Escolas de Los Angeles suspendem IA generativa enquanto pais reagem

As autoridades escolares de Los Angeles estão tratando a IA generativa como um risco em sala de aula que exige tempo e regras, enquanto a reação liderada por pais contra as telas fortaleceu o argumento pela contenção. O distrito não descartou o futuro papel da IA, mas exige uma pausa antes que os alunos tenham amplo acesso.

O Distrito Escolar Unificado de Los Angeles já havia começado a restringir os limites digitais do dia escolar. Antes da medida mais recente, o distrito proibiu o uso de celulares durante as aulas e restringiu por quanto tempo os alunos poderiam passar em laptops — medidas que o colocaram diretamente em meio a uma reação mais ampla, liderada por pais, contra a tecnologia e as telas na infância.

Então, na reunião de quarta-feira do Conselho de Educação, autoridades do distrito disseram que restringiriam drasticamente o uso de inteligência artificial pelos alunos em todas as séries durante o atual ano letivo. A decisão seguiu o anúncio da cidade de Nova York de que proibiria a maior parte do uso de IA até o oitavo ano, sugerindo que os maiores distritos do país estão passando da experimentação para a cautela.

A política de Los Angeles não é um bloqueio total. Os alunos ainda poderão encontrar resumos gerados por IA no topo das pesquisas do Google. Mas não poderão interagir com o chatbot Gemini do Google por meio desses resultados, nem usar assistentes de chatbot incorporados às ferramentas do Google Classroom, incluindo Docs, Sheets e Slides. Na prática, o distrito está permitindo a exposição passiva enquanto bloqueia os usos mais ativos e conversacionais que poderiam reformular a maneira como os alunos escrevem, pesquisam e concluem tarefas: os alunos “não poderão usar assistentes de chatbot” nesses aplicativos de sala de aula.

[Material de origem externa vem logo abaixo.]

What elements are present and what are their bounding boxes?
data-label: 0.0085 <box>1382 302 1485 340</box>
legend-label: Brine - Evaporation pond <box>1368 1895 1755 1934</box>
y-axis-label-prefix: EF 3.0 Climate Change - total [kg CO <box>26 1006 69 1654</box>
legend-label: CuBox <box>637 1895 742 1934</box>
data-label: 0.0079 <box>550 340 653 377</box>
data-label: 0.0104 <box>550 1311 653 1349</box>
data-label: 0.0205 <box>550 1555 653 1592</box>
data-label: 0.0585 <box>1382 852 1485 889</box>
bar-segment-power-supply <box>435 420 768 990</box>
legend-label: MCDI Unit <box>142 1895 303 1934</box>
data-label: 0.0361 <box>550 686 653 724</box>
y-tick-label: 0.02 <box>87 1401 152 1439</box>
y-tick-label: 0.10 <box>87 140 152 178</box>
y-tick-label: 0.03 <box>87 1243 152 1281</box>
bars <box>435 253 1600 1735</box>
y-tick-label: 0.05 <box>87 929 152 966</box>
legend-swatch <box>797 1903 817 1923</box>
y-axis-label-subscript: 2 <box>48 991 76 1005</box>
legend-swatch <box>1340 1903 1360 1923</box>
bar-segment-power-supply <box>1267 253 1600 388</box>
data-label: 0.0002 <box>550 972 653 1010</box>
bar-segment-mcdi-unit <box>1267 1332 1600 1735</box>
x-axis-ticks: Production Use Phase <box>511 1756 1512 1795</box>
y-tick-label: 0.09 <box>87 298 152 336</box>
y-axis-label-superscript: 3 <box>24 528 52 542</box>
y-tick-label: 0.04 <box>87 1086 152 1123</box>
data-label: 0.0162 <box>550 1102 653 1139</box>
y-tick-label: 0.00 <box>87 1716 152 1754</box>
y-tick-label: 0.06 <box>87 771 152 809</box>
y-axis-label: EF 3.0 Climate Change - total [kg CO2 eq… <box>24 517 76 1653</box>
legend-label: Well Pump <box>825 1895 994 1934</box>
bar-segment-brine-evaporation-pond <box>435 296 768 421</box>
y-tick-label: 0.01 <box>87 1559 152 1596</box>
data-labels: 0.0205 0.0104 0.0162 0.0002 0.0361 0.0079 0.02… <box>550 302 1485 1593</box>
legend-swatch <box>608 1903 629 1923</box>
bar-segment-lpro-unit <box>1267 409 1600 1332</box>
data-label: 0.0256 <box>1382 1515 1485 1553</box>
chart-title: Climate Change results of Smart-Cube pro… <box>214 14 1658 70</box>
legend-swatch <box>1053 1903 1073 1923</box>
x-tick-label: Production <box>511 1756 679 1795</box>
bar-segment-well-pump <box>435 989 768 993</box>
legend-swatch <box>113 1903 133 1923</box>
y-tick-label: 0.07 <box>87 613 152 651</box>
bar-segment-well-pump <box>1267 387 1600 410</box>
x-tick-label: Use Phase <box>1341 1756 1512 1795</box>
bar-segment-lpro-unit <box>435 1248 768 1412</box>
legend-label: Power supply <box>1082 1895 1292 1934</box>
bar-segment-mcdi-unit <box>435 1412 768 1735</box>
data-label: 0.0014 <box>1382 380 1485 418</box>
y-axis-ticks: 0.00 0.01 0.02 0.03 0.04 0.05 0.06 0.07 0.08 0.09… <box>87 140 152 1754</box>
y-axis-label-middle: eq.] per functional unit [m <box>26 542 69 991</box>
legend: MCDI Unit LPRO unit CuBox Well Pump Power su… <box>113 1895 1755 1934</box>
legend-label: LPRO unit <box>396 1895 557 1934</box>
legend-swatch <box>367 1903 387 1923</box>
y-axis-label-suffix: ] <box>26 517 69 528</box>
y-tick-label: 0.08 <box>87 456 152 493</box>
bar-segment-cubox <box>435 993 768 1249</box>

A restrição é temporária, com duração de um ano letivo, enquanto um comitê do conselho avalia se — e como — a IA deve ser incorporada futuramente. Essa é a tensão central: famílias e autoridades pressionando por limites mais firmes agora, diante da perspectiva de que as escolas talvez ainda precisem preparar os alunos para uma tecnologia que entra rapidamente nos locais de trabalho e na vida cotidiana.

Por enquanto, a resposta do LAUSD é clara: primeiro pausar, depois decidir.